David Geffen School of Medicine at UCLA, USA.
Neuroimage. 2014 Jan 1;84:1107-10. doi: 10.1016/j.neuroimage.2013.07.050. Epub 2013 Jul 25.
The recent Chu et al. (2012) manuscript discusses two key findings regarding feature selection (FS): (1) data driven FS was no better than using whole brain voxel data and (2) a priori biological knowledge was effective to guide FS. Use of FS is highly relevant in neuroimaging-based machine learning, as the number of attributes can greatly exceed the number of exemplars.
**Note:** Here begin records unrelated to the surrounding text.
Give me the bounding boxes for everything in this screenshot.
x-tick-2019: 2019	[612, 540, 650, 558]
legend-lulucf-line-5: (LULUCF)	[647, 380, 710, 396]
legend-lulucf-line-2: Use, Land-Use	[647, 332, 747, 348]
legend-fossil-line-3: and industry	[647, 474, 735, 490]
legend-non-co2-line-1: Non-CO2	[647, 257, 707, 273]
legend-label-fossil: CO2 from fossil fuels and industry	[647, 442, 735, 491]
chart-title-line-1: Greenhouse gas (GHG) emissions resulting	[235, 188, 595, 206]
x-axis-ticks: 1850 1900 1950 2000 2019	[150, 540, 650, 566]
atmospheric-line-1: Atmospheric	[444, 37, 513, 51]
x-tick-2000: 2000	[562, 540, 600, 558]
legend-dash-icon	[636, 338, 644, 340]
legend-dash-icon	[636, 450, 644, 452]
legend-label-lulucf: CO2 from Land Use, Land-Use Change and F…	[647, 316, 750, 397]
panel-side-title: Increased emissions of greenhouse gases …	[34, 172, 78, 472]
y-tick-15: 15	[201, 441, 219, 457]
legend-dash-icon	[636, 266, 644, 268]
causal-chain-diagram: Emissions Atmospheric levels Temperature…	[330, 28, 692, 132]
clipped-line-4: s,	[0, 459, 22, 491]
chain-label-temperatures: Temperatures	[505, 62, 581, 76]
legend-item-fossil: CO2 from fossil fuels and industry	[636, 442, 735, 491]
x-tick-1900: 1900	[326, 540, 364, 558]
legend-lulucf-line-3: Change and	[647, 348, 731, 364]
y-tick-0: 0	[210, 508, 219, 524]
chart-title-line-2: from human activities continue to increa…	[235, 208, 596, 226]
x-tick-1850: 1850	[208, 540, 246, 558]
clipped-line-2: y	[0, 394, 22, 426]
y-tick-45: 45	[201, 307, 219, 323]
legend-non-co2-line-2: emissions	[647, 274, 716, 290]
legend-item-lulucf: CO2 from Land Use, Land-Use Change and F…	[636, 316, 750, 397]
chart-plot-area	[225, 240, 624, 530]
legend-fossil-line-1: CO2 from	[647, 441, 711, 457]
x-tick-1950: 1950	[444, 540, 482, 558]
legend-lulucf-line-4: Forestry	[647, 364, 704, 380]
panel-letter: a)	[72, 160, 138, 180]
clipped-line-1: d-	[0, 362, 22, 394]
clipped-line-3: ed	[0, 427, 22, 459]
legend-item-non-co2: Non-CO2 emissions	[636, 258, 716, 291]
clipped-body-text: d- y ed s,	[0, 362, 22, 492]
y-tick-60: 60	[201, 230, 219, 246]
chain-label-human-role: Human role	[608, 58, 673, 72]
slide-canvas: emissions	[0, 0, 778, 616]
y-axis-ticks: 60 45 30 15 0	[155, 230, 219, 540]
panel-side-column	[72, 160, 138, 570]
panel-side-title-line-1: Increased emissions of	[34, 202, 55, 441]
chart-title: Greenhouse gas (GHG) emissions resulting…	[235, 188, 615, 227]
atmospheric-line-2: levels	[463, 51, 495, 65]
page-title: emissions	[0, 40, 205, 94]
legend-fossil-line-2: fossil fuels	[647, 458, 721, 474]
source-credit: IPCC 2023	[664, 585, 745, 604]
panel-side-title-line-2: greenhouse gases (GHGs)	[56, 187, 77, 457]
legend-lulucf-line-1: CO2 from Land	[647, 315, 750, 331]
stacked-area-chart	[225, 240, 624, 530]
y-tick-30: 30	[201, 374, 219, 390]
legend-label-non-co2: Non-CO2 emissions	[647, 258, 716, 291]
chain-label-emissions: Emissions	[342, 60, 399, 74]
We strongly endorse their demonstration of both of these findings, and we provide additional important practical and theoretical arguments as to why, in their case, the data-driven FS methods they implemented did not result in improved accuracy. Further, we emphasize that the data-driven FS methods they tested performed approximately as well as the all-voxel case. We discuss why a sparse model may be favored over a complex one with similar performance. We caution readers that the findings in the Chu et al. report should not be generalized to all data-driven FS methods.
最近 Chu 等人(2012)的手稿讨论了特征选择(FS)的两个关键发现:(1)数据驱动的 FS 并不比使用全脑体素数据更好,(2)先验的生物学知识有效地指导 FS。在基于神经影像学的机器学习中使用 FS 非常重要,因为属性的数量可能大大超过示例的数量。我们强烈支持他们对这两个发现的证明,并且我们提供了更多重要的实际和理论论据,说明为什么在他们的情况下,他们实施的数据驱动 FS 方法没有导致准确性提高。此外,我们强调他们测试的数据驱动 FS 方法的性能与全体素情况大致相同。我们讨论了为什么稀疏模型可能优于具有类似性能的复杂模型。我们提醒读者,Chu 等人报告中的发现不应推广到所有数据驱动的 FS 方法。